Robin Renucci est acteur pour le théâtre, le cinéma, la télévision. Il est directeur des Tréteaux de France depuis Juillet 2011 à la suite de Marcel Maréchal. Fondateur et président de l’ARIA en Corse où il organise depuis 1998 les Rencontres Internationales Artistiques.

Qu’est-ce que vous évoque ce thème : « Après l’enfance » ?

Après l’enfance, on grandit encore ; on est loin d’en avoir fini avec la croissance, le développement : l’élévation continue. Après l’enfance, c’est une période charnière. On attend de l’enfant en pleine mutation qu’il élargisse sa place dans le monde, gagne en autonomie, se responsabilise : en somme, qu’il construise l’adulte qu’il sera.

Pour vous, homme de théâtre, l’éducation en passe par l’art. Que pouvez-vous nous en dire ?

Qui est présent, pour accompagner cette transition délicate, pleine de soubresauts, d’accélérations rapides, parfois d’obstacles à franchir ? Dans la sphère publique, au-delà de la famille, l’école est le premier espace de formation de l’enfant : il y passe une grande partie de son temps, il y construit ses relations, il s’y développe.

Le rôle de l’éducation est primordial : or il manque, à mes yeux, un maillon essentiel pour permettre et favoriser le plein épanouissement de nos enfants. L’éducation dispensée par notre système scolaire français reste profondément marquée par une culture de l’esprit cartésien : on s’adresse principalement, pour ne pas dire exclusivement, à la raison – en laissant de côté la sensibilité, le corps, l’affectivité. Parfois même en dehors de l’école, dans les activités extra-scolaires par exemple, prédomine l’attention portée à la pensée rationnelle et au savoir théorique.

Ce qui manque cruellement à l’éducation qu’on donne à la jeunesse, la pratique artistique peut l’offrir. Tous les arts, toute la culture devraient faire l’objet d’expérimentations – bien au-delà du simple apprentissage théorique de l’histoire des arts, qui ne sort pas du schéma d’inculcation intellectuelle par le haut. Tous les jeunes devraient pratiquer à l’école le théâtre, les arts plastiques, la lecture, la danse, la musique. Dans cette pratique, la transmission ne se fait pas de manière unilatérale et transcendante, du professeur à l’élève : elle s’opère tout au long d’un dialogue, d’un véritable accompagnement du jeune dans sa propre recherche. La pratique artistique est un espace privilégié pour permettre à chaque jeune de découvrir toutes les ressources qu’il a en lui et qu’il ne soupçonnait pas, de tester ses limites, de connaître ce qui le définit singulièrement et le différencie des autres. Quand on expérimente, on incorpore profondément et sensiblement ce qu’on apprend de soi et des autres – au lieu d’intégrer mécaniquement un savoir venant de l’extérieur.

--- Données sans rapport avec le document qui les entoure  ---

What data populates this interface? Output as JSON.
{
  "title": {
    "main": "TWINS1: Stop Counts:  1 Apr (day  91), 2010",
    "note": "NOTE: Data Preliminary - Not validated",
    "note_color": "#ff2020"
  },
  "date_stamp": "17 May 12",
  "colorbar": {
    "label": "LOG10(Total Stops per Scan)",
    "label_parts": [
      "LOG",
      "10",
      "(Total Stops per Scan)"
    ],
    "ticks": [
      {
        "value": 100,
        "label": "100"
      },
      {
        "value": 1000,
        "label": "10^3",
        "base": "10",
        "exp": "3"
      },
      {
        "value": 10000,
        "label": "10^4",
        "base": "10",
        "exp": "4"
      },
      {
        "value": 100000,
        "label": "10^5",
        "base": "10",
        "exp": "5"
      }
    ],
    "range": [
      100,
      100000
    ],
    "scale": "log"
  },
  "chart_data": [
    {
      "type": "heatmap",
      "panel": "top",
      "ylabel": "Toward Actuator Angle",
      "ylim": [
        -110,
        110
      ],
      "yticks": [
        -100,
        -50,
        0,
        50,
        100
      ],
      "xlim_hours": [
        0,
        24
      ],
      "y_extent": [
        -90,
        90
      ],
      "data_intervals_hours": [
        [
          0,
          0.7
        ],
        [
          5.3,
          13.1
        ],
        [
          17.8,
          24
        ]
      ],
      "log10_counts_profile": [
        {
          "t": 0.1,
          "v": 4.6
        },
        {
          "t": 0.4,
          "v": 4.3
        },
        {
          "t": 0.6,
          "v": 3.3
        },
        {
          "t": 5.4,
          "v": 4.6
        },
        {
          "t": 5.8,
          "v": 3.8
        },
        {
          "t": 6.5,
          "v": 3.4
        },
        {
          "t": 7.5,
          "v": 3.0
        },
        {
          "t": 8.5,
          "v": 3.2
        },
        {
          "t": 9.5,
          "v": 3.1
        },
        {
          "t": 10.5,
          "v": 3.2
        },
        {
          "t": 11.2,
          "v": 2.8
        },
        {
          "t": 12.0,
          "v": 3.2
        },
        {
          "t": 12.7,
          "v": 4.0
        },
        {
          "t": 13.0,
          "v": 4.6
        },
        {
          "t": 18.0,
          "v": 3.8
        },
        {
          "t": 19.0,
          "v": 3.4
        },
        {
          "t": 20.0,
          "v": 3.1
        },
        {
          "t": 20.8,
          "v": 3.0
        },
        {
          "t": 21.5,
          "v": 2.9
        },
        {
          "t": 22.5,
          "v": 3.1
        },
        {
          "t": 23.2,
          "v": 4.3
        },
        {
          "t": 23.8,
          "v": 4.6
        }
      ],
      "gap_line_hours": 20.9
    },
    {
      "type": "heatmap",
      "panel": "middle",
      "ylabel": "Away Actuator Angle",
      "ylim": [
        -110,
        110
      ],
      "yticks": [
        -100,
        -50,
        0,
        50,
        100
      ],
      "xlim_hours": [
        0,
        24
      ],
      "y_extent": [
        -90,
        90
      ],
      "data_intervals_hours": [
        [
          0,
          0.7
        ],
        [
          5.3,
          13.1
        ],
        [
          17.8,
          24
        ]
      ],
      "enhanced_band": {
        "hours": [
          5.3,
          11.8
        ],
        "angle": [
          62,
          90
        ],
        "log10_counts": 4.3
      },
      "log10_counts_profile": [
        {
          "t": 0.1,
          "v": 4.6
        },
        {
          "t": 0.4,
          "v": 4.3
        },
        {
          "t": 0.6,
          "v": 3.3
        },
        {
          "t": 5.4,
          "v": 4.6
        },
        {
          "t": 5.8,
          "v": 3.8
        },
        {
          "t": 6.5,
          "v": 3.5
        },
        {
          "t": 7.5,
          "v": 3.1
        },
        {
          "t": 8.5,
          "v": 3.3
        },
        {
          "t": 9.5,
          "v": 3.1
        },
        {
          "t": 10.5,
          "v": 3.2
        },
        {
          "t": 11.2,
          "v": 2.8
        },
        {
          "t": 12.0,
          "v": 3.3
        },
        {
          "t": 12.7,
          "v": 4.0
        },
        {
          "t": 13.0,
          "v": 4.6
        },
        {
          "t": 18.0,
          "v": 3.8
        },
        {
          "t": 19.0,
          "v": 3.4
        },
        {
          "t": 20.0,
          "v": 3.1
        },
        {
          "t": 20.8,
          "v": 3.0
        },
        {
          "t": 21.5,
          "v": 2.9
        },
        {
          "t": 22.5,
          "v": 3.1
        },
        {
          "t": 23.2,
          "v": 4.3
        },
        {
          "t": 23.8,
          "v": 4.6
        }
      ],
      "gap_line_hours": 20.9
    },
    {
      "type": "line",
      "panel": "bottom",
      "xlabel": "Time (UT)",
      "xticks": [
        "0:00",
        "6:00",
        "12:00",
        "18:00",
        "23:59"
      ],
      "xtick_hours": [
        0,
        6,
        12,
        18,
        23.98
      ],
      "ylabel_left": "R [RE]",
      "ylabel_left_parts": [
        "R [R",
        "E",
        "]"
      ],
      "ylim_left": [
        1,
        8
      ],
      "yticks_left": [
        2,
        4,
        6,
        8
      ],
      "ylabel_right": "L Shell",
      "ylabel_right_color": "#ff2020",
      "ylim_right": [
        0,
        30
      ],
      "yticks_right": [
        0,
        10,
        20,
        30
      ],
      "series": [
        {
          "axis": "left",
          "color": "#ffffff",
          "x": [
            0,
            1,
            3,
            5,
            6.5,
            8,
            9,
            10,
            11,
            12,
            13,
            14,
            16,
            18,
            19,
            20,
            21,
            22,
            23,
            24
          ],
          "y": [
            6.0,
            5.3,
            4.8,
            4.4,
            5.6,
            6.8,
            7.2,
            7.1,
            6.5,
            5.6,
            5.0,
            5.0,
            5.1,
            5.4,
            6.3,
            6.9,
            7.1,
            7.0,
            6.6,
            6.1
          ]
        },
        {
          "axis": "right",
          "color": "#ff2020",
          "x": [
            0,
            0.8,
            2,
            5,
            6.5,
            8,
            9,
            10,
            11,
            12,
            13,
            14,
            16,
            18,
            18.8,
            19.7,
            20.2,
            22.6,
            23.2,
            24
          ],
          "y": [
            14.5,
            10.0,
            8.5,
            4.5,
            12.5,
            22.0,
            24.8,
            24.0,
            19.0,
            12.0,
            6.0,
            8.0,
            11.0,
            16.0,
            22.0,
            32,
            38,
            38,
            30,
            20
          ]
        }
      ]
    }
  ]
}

La pratique d’un art peut donc devenir un formidable espace de liberté, à plus forte raison pour un adolescent en pleine métamorphose : c’est le temps et l’endroit pour prendre possession de ses moyens, rencontrer l’adulte qu’il est en train de devenir, en pleine conscience.

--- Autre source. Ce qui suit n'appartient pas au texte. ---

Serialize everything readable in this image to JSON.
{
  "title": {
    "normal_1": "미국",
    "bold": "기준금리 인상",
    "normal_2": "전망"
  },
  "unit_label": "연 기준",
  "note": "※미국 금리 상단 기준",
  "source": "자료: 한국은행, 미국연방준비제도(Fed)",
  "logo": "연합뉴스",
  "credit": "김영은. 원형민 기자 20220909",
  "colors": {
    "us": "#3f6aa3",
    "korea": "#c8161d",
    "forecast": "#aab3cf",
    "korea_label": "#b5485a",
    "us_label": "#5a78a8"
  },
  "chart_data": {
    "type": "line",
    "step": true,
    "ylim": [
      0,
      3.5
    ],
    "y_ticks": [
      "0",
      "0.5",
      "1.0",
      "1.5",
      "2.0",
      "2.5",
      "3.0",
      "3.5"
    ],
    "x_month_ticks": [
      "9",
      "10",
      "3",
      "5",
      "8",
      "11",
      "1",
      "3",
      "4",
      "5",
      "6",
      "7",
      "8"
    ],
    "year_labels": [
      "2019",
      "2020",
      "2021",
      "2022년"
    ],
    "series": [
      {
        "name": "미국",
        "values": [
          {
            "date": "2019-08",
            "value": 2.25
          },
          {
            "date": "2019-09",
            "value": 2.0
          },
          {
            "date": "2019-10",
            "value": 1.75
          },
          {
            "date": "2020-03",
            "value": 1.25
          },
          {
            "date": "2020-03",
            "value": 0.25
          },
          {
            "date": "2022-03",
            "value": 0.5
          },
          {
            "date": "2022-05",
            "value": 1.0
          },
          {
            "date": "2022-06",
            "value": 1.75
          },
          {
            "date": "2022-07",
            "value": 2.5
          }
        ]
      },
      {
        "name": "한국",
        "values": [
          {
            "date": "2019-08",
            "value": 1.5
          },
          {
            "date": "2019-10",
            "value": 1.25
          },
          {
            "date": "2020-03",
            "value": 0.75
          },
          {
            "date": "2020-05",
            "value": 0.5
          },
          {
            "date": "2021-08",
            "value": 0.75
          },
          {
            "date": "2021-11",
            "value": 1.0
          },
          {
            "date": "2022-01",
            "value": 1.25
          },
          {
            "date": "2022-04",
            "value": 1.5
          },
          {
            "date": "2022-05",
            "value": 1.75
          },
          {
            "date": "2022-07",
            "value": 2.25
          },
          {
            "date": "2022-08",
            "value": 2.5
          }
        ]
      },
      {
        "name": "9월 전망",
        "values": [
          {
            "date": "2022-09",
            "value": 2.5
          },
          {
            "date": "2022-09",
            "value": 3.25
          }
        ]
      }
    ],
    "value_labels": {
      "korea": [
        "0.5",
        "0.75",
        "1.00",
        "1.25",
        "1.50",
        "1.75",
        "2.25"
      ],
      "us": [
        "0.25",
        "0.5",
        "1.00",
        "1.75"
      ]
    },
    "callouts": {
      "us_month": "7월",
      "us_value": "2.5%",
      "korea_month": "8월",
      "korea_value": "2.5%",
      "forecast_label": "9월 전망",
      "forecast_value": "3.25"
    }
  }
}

Car chacun porte bien en soi un potentiel d’expression artistique : ce n’est pas la question du talent qui prime, mais celle du droit à la pratique pour tous. Pratiquer ne doit pas être un privilège.

Dans une période électorale comme la nôtre, la question de la place qu’on donne à la pratique artistique et à la culture en général dans l’éducation de nos jeunes prend une importance accrue. Il faut former et accompagner les adolescents d’aujourd’hui pour qu’ils soient en mesure d’affronter les défis que pose l’avenir. Enseignants et artistes sont des relais indispensables : il est temps de leur permettre de travailler main dans la main et d’être au cœur de ce mouvement.

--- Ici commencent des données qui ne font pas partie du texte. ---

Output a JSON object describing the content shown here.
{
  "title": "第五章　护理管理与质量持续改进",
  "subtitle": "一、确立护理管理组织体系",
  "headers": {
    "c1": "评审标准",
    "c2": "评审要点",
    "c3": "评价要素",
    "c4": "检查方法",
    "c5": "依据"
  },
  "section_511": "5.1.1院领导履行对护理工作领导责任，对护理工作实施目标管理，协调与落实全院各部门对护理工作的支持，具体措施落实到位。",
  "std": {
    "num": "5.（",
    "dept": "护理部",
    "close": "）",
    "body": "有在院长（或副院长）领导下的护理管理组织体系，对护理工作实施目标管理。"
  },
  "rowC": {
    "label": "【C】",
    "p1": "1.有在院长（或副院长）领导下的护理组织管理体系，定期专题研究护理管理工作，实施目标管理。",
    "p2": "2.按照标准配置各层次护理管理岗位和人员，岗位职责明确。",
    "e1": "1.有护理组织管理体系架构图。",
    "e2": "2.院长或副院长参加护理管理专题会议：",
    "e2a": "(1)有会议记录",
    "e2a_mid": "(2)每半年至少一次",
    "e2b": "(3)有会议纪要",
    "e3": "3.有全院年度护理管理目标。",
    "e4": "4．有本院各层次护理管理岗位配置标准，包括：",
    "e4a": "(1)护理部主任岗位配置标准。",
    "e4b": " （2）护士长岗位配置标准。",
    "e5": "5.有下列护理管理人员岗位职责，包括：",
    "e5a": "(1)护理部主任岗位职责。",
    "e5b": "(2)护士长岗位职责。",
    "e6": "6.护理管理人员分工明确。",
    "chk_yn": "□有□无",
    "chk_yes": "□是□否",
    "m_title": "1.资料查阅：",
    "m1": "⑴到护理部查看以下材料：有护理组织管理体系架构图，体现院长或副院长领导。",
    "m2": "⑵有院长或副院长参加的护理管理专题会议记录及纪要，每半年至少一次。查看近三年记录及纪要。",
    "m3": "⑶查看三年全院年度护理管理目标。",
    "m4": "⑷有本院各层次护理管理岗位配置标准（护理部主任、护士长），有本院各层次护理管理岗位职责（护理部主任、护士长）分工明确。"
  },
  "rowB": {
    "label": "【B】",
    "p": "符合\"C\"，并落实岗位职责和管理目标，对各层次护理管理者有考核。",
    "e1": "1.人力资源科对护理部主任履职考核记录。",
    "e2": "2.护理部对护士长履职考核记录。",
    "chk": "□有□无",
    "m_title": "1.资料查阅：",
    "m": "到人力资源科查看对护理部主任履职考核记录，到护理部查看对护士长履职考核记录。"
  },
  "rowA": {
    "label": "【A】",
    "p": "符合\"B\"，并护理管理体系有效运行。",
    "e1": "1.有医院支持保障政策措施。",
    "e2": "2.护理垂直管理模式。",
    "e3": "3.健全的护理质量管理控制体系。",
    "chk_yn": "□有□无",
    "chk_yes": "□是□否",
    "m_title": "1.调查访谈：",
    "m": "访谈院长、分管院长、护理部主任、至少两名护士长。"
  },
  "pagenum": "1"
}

Vous œuvrez vous-même pour cette éducation populaire avec l’association créée en Corse en 1998, l’Aria : Association des Rencontres Internationales Artistiques.

L’Aria est un pôle d’éducation et de formation par la création théâtrale dans la tradition de l’éducation populaire. Nous organisons des rencontres internationales chaque été, mais l’association organise tout au long de l’année des stages en partenariat avec les ministères de l’éducation et de la culture.

Je suis très attaché à cette notion d’éducation populaire. Faut-il encore s’entendre sur les mots et ne pas dénaturer le propos. Pour moi, c’est un certain attachement aux singularités en opposition à la pensée unique, c’est reconnaître à chacun sa capacité de création. Quel qu’il soit, où qu’il soit.